Evaluation of SR-2508 induced neurotoxicity and myotoxicity in rats using brainstem auditory evoked potentials and the posterior auricular muscle response.

Brainstem auditory evoked potential (BAEPs) and a middle latency component attributed to the posterior auricular muscle response (PAMR) to an intense auditory stimulus were used to measure the onset of neurotoxic and myotoxic effects in rats after chronic exposure to the radiosensitizer SR-2508. The rats received intraperitoneal injections of SR-2508, 500 mg/kg, 5 days/week for 6 weeks.
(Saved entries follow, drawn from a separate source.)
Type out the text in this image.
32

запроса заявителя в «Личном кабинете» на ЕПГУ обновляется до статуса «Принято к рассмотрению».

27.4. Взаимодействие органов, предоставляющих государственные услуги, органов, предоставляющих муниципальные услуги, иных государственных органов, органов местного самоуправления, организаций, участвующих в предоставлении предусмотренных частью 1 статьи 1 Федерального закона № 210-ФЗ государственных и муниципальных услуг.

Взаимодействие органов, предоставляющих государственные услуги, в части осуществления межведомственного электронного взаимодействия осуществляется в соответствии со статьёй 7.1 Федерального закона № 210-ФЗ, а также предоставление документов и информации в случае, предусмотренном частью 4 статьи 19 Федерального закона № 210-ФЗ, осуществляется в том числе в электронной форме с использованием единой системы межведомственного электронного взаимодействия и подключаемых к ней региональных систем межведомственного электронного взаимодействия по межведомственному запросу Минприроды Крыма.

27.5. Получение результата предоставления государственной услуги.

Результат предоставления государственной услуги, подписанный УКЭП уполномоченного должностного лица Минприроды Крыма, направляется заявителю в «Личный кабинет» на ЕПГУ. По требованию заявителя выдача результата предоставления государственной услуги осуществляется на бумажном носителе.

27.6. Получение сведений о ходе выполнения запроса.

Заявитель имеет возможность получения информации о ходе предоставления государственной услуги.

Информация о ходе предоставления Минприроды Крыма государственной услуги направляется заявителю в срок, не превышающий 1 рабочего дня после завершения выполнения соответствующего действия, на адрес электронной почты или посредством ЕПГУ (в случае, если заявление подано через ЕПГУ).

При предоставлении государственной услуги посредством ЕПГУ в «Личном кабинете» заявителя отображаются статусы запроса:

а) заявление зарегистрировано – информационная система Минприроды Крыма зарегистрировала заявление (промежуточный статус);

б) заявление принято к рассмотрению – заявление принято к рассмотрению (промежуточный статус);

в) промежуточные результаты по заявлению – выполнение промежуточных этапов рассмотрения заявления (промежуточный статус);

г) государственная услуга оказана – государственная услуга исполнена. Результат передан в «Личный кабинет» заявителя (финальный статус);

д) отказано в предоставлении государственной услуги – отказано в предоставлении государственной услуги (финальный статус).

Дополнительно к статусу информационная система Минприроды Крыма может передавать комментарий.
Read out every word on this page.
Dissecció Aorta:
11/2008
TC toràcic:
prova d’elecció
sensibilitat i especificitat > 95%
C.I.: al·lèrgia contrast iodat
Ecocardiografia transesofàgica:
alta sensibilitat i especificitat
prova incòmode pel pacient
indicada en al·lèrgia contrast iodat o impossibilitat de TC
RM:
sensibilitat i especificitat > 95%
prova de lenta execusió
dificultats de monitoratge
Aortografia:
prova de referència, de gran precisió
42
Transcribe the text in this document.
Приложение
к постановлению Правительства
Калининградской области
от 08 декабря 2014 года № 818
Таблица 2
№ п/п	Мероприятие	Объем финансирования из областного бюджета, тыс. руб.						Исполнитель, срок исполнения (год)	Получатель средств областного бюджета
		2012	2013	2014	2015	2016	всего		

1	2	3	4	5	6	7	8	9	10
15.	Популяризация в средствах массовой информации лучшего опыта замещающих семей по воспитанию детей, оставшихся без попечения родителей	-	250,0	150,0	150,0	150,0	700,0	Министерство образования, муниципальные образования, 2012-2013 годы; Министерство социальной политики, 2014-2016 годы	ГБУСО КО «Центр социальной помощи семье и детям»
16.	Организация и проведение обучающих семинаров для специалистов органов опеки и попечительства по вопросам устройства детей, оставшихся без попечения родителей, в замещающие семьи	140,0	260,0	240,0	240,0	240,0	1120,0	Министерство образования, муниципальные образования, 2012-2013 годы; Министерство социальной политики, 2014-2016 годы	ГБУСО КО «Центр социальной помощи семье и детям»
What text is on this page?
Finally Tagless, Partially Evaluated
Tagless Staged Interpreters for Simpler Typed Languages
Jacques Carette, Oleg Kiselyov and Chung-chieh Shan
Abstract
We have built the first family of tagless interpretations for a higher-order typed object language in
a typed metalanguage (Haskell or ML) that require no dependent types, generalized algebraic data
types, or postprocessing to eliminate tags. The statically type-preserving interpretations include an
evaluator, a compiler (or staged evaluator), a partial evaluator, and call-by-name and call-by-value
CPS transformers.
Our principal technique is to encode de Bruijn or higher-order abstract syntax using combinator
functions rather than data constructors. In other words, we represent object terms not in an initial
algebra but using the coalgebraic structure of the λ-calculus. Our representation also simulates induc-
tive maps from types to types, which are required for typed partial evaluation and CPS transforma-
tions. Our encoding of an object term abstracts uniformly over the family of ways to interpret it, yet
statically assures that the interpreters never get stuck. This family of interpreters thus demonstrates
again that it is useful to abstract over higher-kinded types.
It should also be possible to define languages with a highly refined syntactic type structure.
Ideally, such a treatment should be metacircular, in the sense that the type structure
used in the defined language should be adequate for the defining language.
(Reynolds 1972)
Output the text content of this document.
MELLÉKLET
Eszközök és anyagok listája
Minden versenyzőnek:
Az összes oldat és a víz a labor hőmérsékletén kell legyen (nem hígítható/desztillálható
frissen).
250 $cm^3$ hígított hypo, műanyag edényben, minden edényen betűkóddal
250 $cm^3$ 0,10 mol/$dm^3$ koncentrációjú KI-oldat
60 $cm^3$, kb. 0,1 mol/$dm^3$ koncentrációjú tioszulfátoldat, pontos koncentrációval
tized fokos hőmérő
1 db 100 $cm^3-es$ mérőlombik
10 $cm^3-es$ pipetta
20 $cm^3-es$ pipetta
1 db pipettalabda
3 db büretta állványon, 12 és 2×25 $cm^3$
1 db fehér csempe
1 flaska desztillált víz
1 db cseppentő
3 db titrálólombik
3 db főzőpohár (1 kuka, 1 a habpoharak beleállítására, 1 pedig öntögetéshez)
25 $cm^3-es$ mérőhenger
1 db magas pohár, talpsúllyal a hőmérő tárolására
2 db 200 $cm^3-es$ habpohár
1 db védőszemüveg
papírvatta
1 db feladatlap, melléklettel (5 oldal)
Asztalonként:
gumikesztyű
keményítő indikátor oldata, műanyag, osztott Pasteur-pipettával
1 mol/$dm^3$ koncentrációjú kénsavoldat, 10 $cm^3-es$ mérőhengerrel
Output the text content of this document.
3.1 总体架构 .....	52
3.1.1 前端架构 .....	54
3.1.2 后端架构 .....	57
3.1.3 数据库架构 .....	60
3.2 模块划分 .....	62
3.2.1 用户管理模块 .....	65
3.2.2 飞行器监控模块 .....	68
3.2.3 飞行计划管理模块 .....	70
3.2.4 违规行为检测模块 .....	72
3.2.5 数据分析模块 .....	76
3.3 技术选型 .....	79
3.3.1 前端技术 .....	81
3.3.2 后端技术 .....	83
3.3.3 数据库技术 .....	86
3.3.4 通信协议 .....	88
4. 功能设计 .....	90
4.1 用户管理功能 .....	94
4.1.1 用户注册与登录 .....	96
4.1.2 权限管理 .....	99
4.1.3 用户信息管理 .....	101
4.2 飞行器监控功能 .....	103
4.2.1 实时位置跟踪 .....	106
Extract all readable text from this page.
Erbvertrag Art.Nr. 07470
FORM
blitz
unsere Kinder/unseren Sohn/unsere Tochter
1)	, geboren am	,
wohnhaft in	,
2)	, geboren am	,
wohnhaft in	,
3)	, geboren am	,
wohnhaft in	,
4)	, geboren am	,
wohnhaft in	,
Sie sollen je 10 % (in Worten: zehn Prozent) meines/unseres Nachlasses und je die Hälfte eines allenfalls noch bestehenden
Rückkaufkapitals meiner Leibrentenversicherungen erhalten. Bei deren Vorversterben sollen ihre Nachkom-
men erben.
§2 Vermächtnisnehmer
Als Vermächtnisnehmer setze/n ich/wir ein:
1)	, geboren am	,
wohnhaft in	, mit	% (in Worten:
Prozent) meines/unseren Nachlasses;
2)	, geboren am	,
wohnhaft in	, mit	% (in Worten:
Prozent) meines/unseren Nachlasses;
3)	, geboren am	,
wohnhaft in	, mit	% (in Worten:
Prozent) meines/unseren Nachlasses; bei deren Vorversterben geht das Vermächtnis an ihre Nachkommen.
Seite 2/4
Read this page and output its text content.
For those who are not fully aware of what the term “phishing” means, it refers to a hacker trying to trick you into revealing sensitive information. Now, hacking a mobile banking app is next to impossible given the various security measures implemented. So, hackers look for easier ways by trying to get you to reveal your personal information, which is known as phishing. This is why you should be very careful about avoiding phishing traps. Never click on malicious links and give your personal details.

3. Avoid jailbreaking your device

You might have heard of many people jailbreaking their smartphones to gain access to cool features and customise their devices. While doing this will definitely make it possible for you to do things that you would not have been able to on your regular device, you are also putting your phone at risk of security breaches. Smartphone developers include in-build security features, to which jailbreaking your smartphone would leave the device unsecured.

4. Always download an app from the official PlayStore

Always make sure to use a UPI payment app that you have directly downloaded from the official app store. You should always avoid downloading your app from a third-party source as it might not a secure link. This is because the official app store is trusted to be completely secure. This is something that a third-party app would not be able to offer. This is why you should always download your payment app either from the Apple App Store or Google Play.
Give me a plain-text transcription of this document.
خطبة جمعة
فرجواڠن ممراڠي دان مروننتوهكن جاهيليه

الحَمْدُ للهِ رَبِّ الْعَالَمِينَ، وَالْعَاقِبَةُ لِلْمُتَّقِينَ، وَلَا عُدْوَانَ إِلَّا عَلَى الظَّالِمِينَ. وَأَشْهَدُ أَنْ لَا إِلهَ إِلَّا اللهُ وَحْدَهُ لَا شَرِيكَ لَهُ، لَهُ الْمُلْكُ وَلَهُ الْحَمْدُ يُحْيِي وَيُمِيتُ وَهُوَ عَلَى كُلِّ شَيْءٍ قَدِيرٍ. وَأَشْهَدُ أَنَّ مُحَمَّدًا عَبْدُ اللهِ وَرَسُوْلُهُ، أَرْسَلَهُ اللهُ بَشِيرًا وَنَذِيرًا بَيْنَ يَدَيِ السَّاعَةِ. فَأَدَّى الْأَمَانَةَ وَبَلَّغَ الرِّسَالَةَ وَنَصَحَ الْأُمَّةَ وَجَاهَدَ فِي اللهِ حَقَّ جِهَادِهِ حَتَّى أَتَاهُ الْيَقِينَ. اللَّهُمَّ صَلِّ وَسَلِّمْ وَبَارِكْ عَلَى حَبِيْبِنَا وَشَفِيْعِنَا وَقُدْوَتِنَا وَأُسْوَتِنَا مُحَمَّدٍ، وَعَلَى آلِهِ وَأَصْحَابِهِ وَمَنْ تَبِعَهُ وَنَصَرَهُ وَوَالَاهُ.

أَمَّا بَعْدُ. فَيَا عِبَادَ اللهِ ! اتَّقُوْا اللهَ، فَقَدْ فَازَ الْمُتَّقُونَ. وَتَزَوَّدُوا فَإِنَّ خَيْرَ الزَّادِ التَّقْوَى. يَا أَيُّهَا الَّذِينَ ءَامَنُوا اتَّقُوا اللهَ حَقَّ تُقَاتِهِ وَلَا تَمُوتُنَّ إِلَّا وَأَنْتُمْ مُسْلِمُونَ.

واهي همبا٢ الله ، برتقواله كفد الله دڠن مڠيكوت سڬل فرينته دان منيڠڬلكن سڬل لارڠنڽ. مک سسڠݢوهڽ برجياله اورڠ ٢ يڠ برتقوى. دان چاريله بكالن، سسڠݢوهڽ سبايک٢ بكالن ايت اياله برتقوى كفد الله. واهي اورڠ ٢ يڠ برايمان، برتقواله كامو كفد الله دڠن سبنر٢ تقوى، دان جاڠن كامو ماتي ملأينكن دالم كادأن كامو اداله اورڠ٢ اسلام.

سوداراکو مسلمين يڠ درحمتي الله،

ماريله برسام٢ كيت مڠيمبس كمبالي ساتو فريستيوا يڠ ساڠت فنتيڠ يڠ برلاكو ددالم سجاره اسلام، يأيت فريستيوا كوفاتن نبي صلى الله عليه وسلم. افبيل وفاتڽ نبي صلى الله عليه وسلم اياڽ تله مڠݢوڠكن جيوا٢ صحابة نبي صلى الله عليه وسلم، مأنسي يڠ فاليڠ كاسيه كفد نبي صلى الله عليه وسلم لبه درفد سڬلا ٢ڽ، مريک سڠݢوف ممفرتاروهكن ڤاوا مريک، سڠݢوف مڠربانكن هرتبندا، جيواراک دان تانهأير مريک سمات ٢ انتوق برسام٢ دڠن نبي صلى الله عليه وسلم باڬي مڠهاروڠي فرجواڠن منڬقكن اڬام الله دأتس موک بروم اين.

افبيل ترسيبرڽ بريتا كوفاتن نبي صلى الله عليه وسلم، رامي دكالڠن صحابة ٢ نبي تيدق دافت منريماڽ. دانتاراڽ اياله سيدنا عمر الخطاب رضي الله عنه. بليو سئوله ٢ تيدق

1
BAEP and PAMR were measured after 10, 20, and 30 injections and 4 weeks after the drug treatment was stopped. A significant neurotoxic effect was observed: After 10 injections of SR-2508, latency of the fourth positive (P4) component of the BAEP, which is thought to represent activity from the superior olivary nuclei, increased from baseline levels, and a further increase was measured after 30 injections. Four weeks after drug treatment was stopped, P4 latency had not returned to baseline levels, indicating permanent injury. PAMR latency was also increased after 10 injections of SR-2508, but increased no further during the drug treatment period. Four weeks after the last injection, PAMR latencies had returned to pretreatment levels, indicating that the myotoxic effects of SR-2508 were reversible.